Fast-forward 13 years, and judging from the panoply of brands that have presented themselves virtually this past week, the newfronts have come a long way — so much so that from here on in, it’ll be difficult to see where the newfronts end and the upfronts begin.
That’s because the pandemic has put so much momentum behind streaming TV the traditional TV players will have to play up their connected-TV options in order to guarantee advertisers can target the eyeballs fast fleeing linear TV. Look no further than the presence of NBCUniversal and Fox-owned Tubi sitting alongside leading threats to siphon TV ad dollars away, including YouTube, TikTok and Amazon.
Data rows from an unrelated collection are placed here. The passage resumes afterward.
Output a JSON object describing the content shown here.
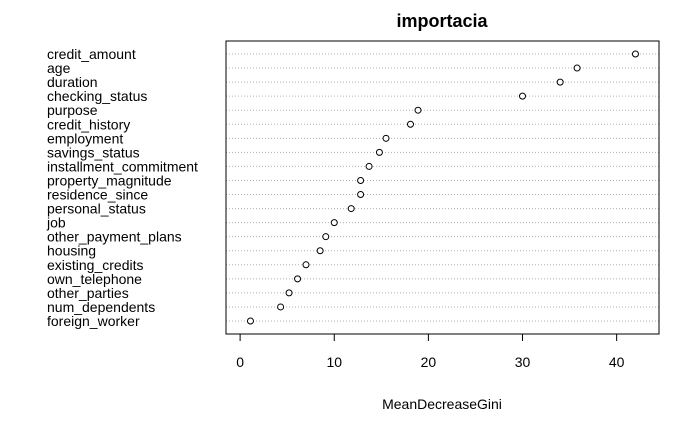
{
  "chart_data": {
    "type": "scatter",
    "title": "importacia",
    "xlabel": "MeanDecreaseGini",
    "ylabel": "",
    "categories": [
      "credit_amount",
      "age",
      "duration",
      "checking_status",
      "purpose",
      "credit_history",
      "employment",
      "savings_status",
      "installment_commitment",
      "property_magnitude",
      "residence_since",
      "personal_status",
      "job",
      "other_payment_plans",
      "housing",
      "existing_credits",
      "own_telephone",
      "other_parties",
      "num_dependents",
      "foreign_worker"
    ],
    "values": [
      42.0,
      35.8,
      34.0,
      30.0,
      18.9,
      18.1,
      15.5,
      14.8,
      13.7,
      12.8,
      12.8,
      11.8,
      10.0,
      9.1,
      8.5,
      7.0,
      6.1,
      5.2,
      4.3,
      1.1
    ],
    "xlim": [
      -1.5,
      44.5
    ],
    "xticks": [
      "0",
      "10",
      "20",
      "30",
      "40"
    ],
    "grid": "dotted-horizontal"
  }
}
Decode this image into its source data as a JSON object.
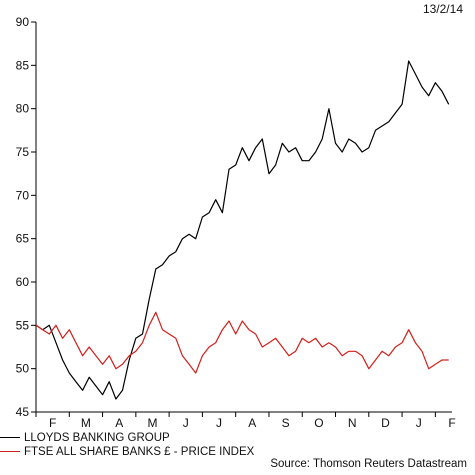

In light of the increasingly blurry lines between the many players in streaming video, perhaps 2022 should be one big uberfront without artificial boundaries.
Gavin Bridge, Senior Media Analyst
Fox announced this week the latest update in figures for its free streaming service Tubi, as well as unveiled plans for the streamer during the newfronts. First, the stats: As has been standard, Fox said the quarterly revenue was, year-over-year, triple digits ahead for Tubi. This marks the final full quarter before Fox’s purchase a year ago and the inclusion of Fox assets, so I expect this growth to tamper down starting next quarter as we enter the second year of Fox ownership.
Of the three key metrics shared, two were good and one was a little troubling. The median age of U.S. Tubi viewers is now 37, up from 34 last year. Given Fox is relying on Tubi to sell to advertisers that can reach younger audiences than traditional broadcast and cable, the aging up of viewers will be a little concerning and something to pay attention to in coming quarters.
Total viewing time (TVT) increased from September 2020, the last time figures were reported, with March’s 275 million hours watched globally on Tubi an increase of 25%. The number of monthly average users in the U.S. and Canada also increased by 21% from Q3 2020, to 40 million.
The newfronts showed that Fox is moving on from sharing older seasons of Fox shows with Tubi and is now commissioning 150 hours of exclusive content for the service that should be ready in Q3. On top of that, there will be an NFL VOD section on Tubi for the start of the season, with games set to be multicast on the service per the new deal signed this spring.
One other sporting event to potentially be on Tubi this summer is the Copa America soccer tournament, to which Fox just announced the rights. It will be free to air on Univision, so adding reach will help advertisers as well as enable Tubi to have a test run for multicast coverage.
Kevin Tran, Media Analyst
Young digital media firms remain keen on M&A opportunities. Most recently representative of that is five-year-old site The Athletic, which WSJ yesterday reported is still looking for a merger partner to expand its subscription business. The sports pub reportedly now sees The New York Times as a leading merger candidate, rather than Axios, with which the site halted negotiations, the WSJ said Thursday.
A tie-up between The Athletic (which counts over 1 million subs) and The New York Times (which just reported 5.3 million digital news-only subs) would mark one of the more interesting digital media M&A deals in recent memory. Mergers like Vice-Refinery29 and Vox-New York Media didn’t include publishing entities with news-subscription businesses as robust as those of The Athletic and NYT.
A tie–up between The Athletic and NYT could help accelerate growth in both brands’ subscriber bases. It seems likely both would still stand alone after a merger, given each is well established. Having separate brands underneath the same parent company paves the way for bundle deals where a consumer might be able to access both The Athletic and NYT at a price cheaper than paying for each separately.